Arai's breadth of mind was shown in his interviews with Father Sidotti. He was a Jesuit who in 1709 was left alone on the shores of southern Japan, disappearing from the knowledge of Europeans until the publication of Arai Hakuseki's papers in our day. Sidotti was sent as a prisoner to Yedo, where he was examined in 1715 by Arai. His offence in visiting Japan was double, first as a Christian missionary and second as a European, and both offences were punishable with death. Arai visited him repeatedly, setting down the substance of his interviews, and concluding thus:
He is "a very brave man, whose retentive memory holds vast stores of information, sincere, sober, earnest, self-denying, ready to appreciate goodness in others however slight, and with the meekness of a Sage. Born where that odious religion prevails he is not to be blamed that at the order of a superior he left an aged mother and a brother well advanced in years and came hither at the risk of life, enduring the perils and distresses which have overwhelmed him for these six years past. I cannot but wonder at his firm resolution. To put him to death is like shedding innocent blood and does not accord with the conduct of Sages. Nor will he recant to save his life. As he has come in ignorance of our laws instruct him in their severity and send him away." But Arai in this, as in much else, was too enlightened for his times. Father Sidotti was kept in confinement until his death, meanwhile converting the woman and man who served him.

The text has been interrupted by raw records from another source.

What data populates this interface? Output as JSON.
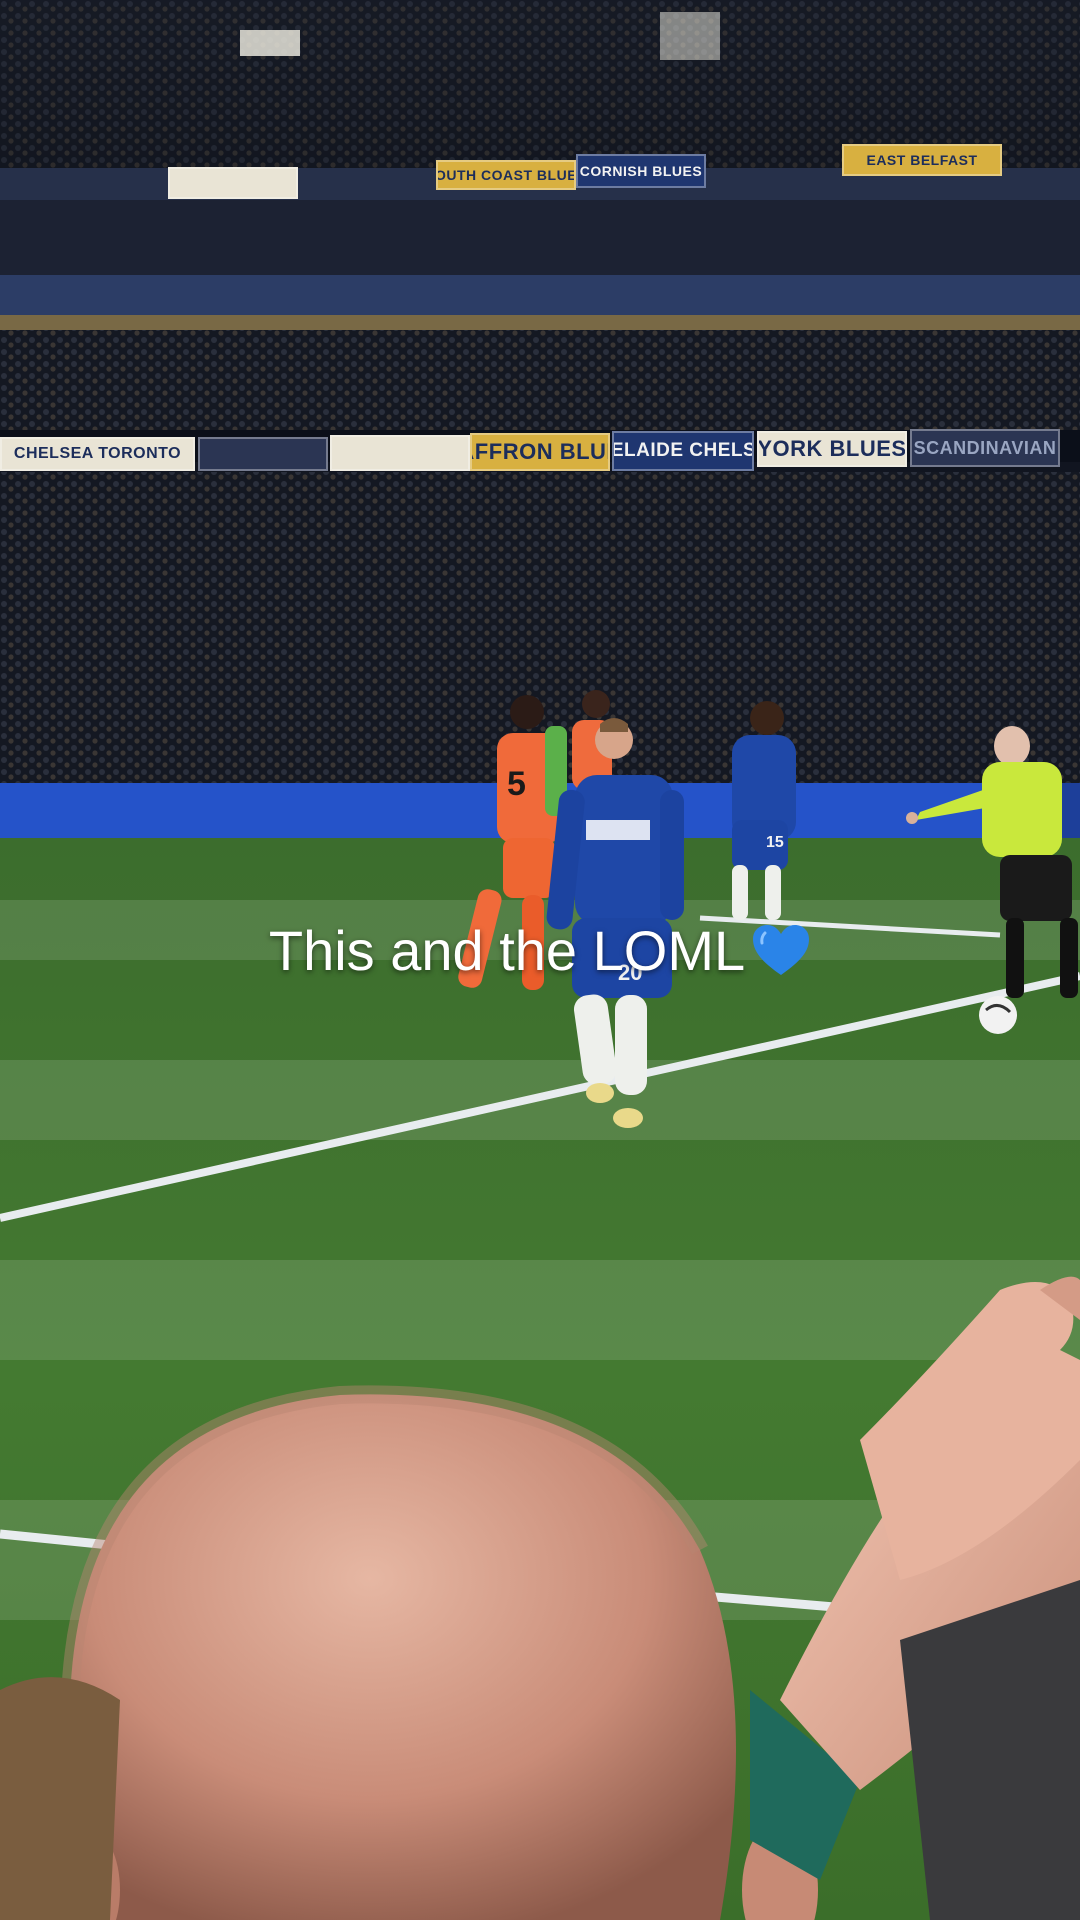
{
  "caption": {
    "text": "This and the LOML",
    "emoji_icon": "blue-heart-icon"
  },
  "stands": {
    "upper_banners": [
      "SOUTH COAST BLUES",
      "CORNISH BLUES",
      "EAST BELFAST"
    ],
    "lower_banners": [
      "CHELSEA TORONTO",
      "SAFFRON BLUES",
      "ADELAIDE CHELSEA",
      "YORK BLUES",
      "SCANDINAVIAN"
    ]
  },
  "players": {
    "keeper_number": "5",
    "center_number": "20",
    "right_number": "15"
  },
  "colors": {
    "pitch": "#3f7a2c",
    "chelsea_kit": "#1f48a8",
    "keeper_kit": "#f06a3a",
    "referee_kit": "#c9e83c",
    "ad_board_blue": "#2553c9"
  }
}
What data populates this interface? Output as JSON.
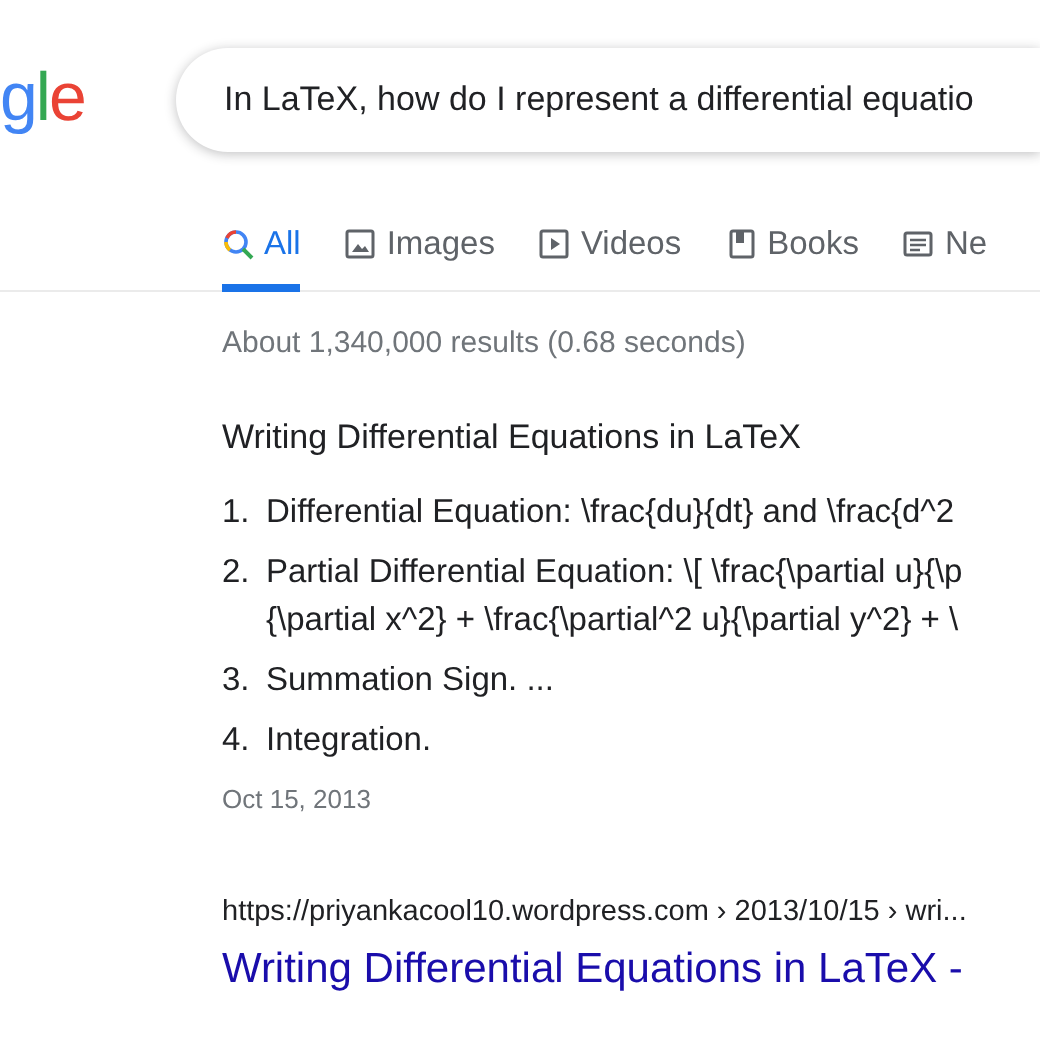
{
  "logo": {
    "letters": [
      {
        "char": "g",
        "color": "#4285f4"
      },
      {
        "char": "l",
        "color": "#34a853"
      },
      {
        "char": "e",
        "color": "#ea4335"
      }
    ]
  },
  "search": {
    "value": "In LaTeX, how do I represent a differential equatio"
  },
  "tabs": [
    {
      "label": "All",
      "kind": "all",
      "selected": true
    },
    {
      "label": "Images",
      "kind": "images",
      "selected": false
    },
    {
      "label": "Videos",
      "kind": "videos",
      "selected": false
    },
    {
      "label": "Books",
      "kind": "books",
      "selected": false
    },
    {
      "label": "Ne",
      "kind": "news",
      "selected": false
    }
  ],
  "result_stats": "About 1,340,000 results (0.68 seconds)",
  "featured_snippet": {
    "heading": "Writing Differential Equations in LaTeX",
    "items": [
      {
        "number": "1.",
        "lines": [
          "Differential Equation: \\frac{du}{dt} and \\frac{d^2"
        ]
      },
      {
        "number": "2.",
        "lines": [
          "Partial Differential Equation: \\[ \\frac{\\partial u}{\\p",
          "{\\partial x^2} + \\frac{\\partial^2 u}{\\partial y^2} + \\"
        ]
      },
      {
        "number": "3.",
        "lines": [
          "Summation Sign. ..."
        ]
      },
      {
        "number": "4.",
        "lines": [
          "Integration."
        ]
      }
    ],
    "date": "Oct 15, 2013",
    "url": "https://priyankacool10.wordpress.com › 2013/10/15 › wri...",
    "title": "Writing Differential Equations in LaTeX -"
  }
}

When the infant Shogun died, in 1716, Arai with the other chief officials resigned, and he gives us his final words of relief. "As you know I rose by my own exertions from obscurity to a position high beyond my hopes. Such promotion is not common. With all modesty I may say it has been my duty to study all affairs of State since I became lecturer to the Shogun. For more than ten years I have scarcely known what I have eaten, and have been ill with anxieties day and night. With the accession of the infant Shogun I was still more troubled, but I purposed renewed diligence until death. But it has all ended like a dream.

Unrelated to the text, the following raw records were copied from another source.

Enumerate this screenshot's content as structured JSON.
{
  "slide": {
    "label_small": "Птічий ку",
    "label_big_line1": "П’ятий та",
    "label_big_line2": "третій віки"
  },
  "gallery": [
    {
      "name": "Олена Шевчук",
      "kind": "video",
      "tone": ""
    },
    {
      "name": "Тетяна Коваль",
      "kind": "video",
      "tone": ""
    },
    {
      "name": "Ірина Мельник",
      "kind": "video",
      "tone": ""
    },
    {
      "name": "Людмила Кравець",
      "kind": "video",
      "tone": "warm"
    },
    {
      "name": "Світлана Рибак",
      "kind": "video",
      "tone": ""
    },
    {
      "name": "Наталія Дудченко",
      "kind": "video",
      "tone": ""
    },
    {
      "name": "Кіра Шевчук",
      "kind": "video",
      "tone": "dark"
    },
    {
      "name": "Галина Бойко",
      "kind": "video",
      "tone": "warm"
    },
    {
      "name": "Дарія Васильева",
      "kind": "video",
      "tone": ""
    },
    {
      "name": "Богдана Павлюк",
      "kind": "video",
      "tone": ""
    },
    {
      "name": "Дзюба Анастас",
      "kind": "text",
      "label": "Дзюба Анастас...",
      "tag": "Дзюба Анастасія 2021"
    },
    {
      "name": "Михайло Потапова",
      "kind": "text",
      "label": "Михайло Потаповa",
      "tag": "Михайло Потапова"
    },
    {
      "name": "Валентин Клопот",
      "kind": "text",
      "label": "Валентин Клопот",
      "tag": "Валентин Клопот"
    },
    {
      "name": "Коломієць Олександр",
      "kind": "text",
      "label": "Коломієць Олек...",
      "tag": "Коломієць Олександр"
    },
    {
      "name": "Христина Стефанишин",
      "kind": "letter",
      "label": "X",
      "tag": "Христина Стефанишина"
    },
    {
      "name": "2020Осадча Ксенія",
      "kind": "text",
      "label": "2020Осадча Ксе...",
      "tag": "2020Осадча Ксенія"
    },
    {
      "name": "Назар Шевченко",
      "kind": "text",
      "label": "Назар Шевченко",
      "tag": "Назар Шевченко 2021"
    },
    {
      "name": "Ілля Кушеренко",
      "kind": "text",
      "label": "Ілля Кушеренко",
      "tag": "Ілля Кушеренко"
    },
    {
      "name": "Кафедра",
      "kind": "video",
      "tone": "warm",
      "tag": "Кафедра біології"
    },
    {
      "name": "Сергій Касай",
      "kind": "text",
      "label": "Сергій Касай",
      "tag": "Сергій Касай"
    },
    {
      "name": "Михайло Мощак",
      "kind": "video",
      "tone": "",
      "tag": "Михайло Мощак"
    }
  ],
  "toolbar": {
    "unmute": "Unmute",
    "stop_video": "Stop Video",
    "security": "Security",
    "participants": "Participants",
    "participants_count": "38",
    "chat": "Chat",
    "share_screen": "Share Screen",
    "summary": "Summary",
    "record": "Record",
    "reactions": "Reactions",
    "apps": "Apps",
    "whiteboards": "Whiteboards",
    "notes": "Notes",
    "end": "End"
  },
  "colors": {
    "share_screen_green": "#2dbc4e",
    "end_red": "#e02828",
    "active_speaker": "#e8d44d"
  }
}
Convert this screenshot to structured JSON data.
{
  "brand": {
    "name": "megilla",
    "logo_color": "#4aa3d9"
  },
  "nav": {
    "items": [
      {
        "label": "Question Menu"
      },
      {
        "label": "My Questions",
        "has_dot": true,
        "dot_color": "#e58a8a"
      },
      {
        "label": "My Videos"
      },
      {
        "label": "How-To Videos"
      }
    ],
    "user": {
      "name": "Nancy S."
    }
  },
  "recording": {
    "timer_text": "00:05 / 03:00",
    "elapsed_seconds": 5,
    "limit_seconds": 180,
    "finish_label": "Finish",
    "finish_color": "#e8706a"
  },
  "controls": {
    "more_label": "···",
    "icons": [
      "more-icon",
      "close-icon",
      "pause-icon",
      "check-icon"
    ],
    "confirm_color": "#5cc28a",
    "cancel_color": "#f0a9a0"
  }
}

"Men think I was content and that I am disconsolate! Not so! My release is like taking the burden from a feeble horse as he stands laden for a long journey. The favours of the present Shogun are double those of his predecessors, for he leaves me rank and emoluments and I grow old in peace. I am not ungrateful to my former masters, but what is more painful than a task beyond one's powers? Now I take no medicine, enjoy my food, and grow old in peace, content to leave the time of death to fate. That mind and body for one day should be at rest is the chief good. No pleasure can exceed that."
Arai shut his gate to visitors and devoted his remaining days to literary pursuits. He was historian, critic, poet, economist, and, most of all, statesman, the master of the learning of his time, independent of thought, and withal the active and ambitious man of great affairs.
The life of Arai gives us a glimpse into the real Japan, and as we study his life and his opinions we are impressed with his likeness to great men among ourselves. Could he have been transplanted into the Europe of his day he would have been at home with statesmen and scholars, as samurai of like position in our time prove themselves the peers of the leading men of Western lands.